J Labs

Sequential Machines

(1 of 17) Introduction

x;:y implements a sequential machine (finite state machine, finite state automaton). x is the specification of a machine, including the state transition table, and y is the input. A sequential machine solves the problem of recognizing the "words" in the input. The machine starts in some initial state and processes the input one item at a time. Given the current state and input item, the new state and output are determined by the state transition table. The machine then proceeds to the next input item.

(2 of 17) Introduction (ctd)

x=.f;s;m;ijr is a boxed list of the specifications for a machine.

f is a function code. m is an input mapping. ijr are the initial settings. ijr or both m and ijr may be elided.

s is a state transition and output table ("state table" for short). s is actually a 3-dimensional array with shape (p,q,2) where p is the number of states and q is the number possible mapped inputs. However, it is convenient to speak of s as a p by q table of pairs. The pairs are 2 integers denoting the new state and the output code.

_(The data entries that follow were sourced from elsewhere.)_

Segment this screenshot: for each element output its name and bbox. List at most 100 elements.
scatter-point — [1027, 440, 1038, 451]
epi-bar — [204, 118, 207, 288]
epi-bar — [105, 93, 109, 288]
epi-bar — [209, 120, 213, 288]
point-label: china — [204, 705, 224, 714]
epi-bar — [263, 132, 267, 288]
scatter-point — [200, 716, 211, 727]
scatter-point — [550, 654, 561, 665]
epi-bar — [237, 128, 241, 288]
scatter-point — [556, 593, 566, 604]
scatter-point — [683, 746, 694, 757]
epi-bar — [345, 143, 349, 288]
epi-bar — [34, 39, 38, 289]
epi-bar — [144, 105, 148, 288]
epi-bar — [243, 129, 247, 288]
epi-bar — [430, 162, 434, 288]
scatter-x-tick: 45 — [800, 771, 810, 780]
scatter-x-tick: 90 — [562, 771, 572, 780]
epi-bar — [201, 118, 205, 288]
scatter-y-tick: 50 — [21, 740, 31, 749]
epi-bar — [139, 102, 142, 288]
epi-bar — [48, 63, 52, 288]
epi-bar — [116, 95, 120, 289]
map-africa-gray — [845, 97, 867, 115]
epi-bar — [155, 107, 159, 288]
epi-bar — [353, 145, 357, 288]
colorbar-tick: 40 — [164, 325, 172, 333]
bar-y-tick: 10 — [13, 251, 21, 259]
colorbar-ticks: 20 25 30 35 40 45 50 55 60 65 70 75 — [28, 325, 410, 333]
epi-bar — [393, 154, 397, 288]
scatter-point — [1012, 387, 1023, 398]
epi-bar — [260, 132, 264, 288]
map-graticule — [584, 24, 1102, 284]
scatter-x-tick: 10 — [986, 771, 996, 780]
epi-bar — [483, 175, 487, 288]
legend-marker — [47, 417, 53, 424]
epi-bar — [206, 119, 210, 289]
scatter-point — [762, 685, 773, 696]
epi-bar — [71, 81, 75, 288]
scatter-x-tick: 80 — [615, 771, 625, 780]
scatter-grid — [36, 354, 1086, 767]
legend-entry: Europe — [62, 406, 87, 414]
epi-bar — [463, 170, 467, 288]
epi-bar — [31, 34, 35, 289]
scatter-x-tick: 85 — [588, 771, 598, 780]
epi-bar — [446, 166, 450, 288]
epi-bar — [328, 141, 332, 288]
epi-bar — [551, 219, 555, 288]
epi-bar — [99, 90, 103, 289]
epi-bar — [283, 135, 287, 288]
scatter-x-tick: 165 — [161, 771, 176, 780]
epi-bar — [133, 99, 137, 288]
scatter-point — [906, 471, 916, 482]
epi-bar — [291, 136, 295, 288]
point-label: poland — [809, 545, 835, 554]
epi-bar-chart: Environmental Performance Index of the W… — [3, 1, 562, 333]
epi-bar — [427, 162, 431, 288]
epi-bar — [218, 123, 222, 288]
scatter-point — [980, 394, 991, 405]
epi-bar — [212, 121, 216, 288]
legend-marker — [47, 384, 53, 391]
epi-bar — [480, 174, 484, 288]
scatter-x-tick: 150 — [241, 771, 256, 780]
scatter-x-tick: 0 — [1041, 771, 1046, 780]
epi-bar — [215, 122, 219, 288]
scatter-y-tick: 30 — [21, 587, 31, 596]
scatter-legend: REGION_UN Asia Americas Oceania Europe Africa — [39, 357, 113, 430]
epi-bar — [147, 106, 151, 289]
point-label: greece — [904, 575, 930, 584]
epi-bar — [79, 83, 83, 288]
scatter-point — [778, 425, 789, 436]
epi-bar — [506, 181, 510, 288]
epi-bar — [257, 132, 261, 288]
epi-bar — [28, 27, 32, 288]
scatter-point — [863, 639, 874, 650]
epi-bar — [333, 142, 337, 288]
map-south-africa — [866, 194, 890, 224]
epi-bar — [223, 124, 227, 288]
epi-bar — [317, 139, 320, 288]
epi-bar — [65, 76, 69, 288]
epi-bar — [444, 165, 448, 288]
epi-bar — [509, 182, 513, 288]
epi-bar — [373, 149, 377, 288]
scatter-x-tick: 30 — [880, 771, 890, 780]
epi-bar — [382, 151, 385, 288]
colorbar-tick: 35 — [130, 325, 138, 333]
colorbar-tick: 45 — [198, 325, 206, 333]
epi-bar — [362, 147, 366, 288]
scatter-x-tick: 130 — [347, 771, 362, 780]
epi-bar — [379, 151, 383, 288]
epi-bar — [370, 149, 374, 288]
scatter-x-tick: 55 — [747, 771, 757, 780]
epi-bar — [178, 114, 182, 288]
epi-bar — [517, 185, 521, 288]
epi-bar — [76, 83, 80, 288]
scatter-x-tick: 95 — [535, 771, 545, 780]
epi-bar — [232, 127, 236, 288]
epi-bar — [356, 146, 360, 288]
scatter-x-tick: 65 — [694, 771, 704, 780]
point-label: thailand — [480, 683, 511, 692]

The arguments are described in greater detail in later sections of this lab.

(3 of 17) Example: Cut

The following example mimics the functionality of the monad <;.1 (cut). The space specifies a cut point, and each cut (word) is boxed.

The input mapping is ' '=a., i.e. the space character is mapped to 1 and other characters are mapped to 0.

The state table has 2-columns (2 possible mapped inputs) and 2 rows.

Column 0 is for "other" (non-space) and column 1 is space.

Row 0 is the initial state. The sequential machine persists in this state until a space is scanned. When that happens, a new word is started and then it goes into and remains in state 1. In state 1, if a non-space is scanned, there is no output; if a space is scanned, the current word is output and a new word begins. At the end, the then current word is output.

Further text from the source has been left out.